I nostri eroi alla Mille Miglia

RIMINI - Notizie sport - gio 03 giu 2010
di Enzo Pirroni

Storie e personaggi del nostro sport
L'avventura di "Gabriele" e "Pellegrino"

Era la più famosa, la più entusiasmante corsa automobilistica: la Mille Miglia era nata nel 1927 e per trent'anni ha coinvolto l'interesse degli italiani ben oltre l'ambito meramente sportivo. Fu una manifestazione capace di trasformarsi in un grande evento nazionale per le forti emozioni che suscitava, tanto che ancor oggi è profondamente radicata nella memoria collettiva del nostro paese.
Franco Bartolotti, medico riminese dai molteplici interessi e dalle mille passioni, a questa corsa prese parte nell'ormai lontano 1953. Nel dicembre del 1952, Franco aveva acquistato una "1900", ultima creazione dell'Alfa Romeo, con quell'auto, elaborata alla meglio (gomme, fari, serbatoio supplementare) dai meccanici riminesi Girasole ed Armando, insieme all'amico Bitti Carli (un vero appassionato della velocità), si presentò a Brescia alla partenza. Ci andò in incognito, all'insaputa della moglie (per non farla stare in ansia). I due gareggiarono con pseudonimi: Gabriele e Pellegrino. Presero il via alle ore 2,24 (questo era il numero che Bitti dipinse con lo smalto nero sul cofano e sulle fiancate dell'auto). Renzo Castagneto, lo starter intuì al volo e capì ogni cosa: due sciagurati inesperti, pseudonimo per non farlo sapere a casa, macchina non competitiva, numero verniciato a mano, caschi non allacciati....sul volto del vecchio pilota apparve un inesprimibile, complice sorriso beneaugurante.

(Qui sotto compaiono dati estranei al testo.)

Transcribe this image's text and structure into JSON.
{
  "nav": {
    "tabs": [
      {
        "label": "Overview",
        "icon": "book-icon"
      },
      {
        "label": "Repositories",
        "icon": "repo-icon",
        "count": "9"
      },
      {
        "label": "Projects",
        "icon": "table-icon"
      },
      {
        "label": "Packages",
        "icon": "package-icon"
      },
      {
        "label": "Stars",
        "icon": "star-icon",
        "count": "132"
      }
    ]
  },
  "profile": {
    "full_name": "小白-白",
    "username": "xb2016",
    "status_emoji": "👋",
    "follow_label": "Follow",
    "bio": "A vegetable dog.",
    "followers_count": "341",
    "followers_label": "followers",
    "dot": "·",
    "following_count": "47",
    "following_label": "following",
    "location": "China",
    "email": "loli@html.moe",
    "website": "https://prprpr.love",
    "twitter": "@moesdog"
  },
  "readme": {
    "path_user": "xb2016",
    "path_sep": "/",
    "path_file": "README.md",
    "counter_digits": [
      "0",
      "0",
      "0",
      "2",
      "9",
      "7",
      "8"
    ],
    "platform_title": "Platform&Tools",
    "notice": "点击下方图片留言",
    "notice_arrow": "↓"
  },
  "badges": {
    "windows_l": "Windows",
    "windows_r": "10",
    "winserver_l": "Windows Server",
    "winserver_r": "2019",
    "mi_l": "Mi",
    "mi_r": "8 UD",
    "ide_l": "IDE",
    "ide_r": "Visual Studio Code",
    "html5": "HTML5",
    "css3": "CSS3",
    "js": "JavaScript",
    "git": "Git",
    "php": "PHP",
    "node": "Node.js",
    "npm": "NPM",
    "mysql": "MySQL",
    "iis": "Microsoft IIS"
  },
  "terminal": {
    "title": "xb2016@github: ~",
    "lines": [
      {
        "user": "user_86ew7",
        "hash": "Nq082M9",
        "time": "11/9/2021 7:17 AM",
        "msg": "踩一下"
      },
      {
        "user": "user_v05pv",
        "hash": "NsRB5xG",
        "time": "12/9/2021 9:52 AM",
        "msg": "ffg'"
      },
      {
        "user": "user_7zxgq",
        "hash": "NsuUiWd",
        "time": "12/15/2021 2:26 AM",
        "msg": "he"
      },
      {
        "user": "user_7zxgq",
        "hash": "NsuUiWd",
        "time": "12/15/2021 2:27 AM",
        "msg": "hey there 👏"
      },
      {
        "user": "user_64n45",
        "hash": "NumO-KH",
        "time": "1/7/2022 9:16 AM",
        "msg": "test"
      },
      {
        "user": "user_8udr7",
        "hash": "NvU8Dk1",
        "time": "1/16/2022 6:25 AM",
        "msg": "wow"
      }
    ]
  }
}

L'avventura ebbe inizio. Fecero la corsa su un tale Mandolini, partito un minuto prima (aveva il numero 223). Nelle tenebre attraversarono Verona,Vicenza, Padova, quindi Rovigo e poi Ferrara, entrarono a Rimini con le prime luci dell'alba: cimitero, ponte di Tiberio, ogni tanto Bitti, faceva i nomi degli amici che applaudivano lungo il percorso. In via XX Settembre c'era il padre di Franco, il vecchio dottor Bartolotti. Dopo Miramare si profilavano le curve di San Lorenzino, dove da sempre gli appassionati si davano appuntamento. Alle 7,32 rifornimento a Pescara. 630 chilometri, tempo 5,08, media 125. Sella di Corno, Antrodoco, Rieti. A Roma arrivarono alle 10,11. Tempo 7 ore e 47. Dovettero fermarsi in officina per dei guai allo spinterogeno. Nel frattempo lo zio di Franco, Peppino, arrivato da chissà dove, consegnò ai due un cartoccio: era un pollo arrosto.

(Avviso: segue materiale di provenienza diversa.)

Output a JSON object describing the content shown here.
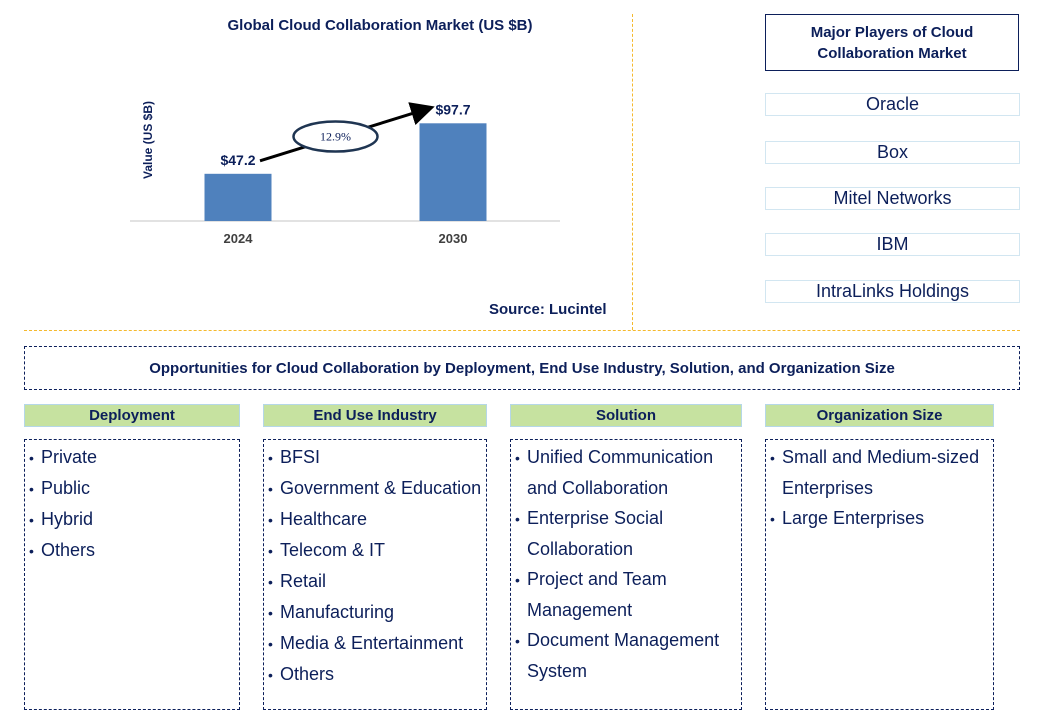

Ripartirono. Vetralla, Viterbo, Montefiascone, poi il duro, temuto tratto di Radicofani. Quindi Firenze. Da Firenze a Bologna c'erano da percorrere 107 chilometri, con in mezzo Futa e Raticosa. Ad un certo punto, dietro una delle tante curve, comparvero gli amici di Rimini che dalla svolta di san Lorenzino erano arrivati fino là. Angelo Galluzzi agitava le braccia urlando, Remo Buldrini, saltò sulla strada, ed incurante del pericolo riuscì a dare una manata sul vetro laterale dell'Alfa. Attraversarono Bologna, Modena, Reggio Emilia, Parma volando in un pauroso corridoio umano. Proprio a Cremona vennero superati dalla velocissima Ferrari di Marzotto (che si sarebbe aggiudicato quella edizione). Giunsero a Brescia. L'altoparlante dette l'annuncio: "224, Gabriele- Pellegrino". Castagneto abbassò la bandiera a scacchi. L'avventura era terminata nel migliore dei modi.
A ripensare quei tempi, io che mi onoro di godere della amicizia di Franco Bartolotti, provo una profonda nostalgia. Oggi, in un tempo di assoluta mediocrità, dove ils ont tué tous les héros, ricordare simili ingenui personaggi mi è di grande conforto. Denigrare l'eroismo è, a tutt'oggi, un facile pretesto per gente mediocre. Nel momento in cui tutti corrono dietro al capobranco, sostengo che sia necessario fare molta attenzione: allorché un popolo si affida ad un "capo" questo "capo" può trasformarsi ben presto in un tiranno. Bartolotti ha appartenuto ad una generazione che ha creduto nell'individualismo privilegiando l'avventura ed il rischio. Ritengo che la sua lunga esistenza sia stata veramente ricca: ricca di bellezza, di emozioni, di felicità, di gioia.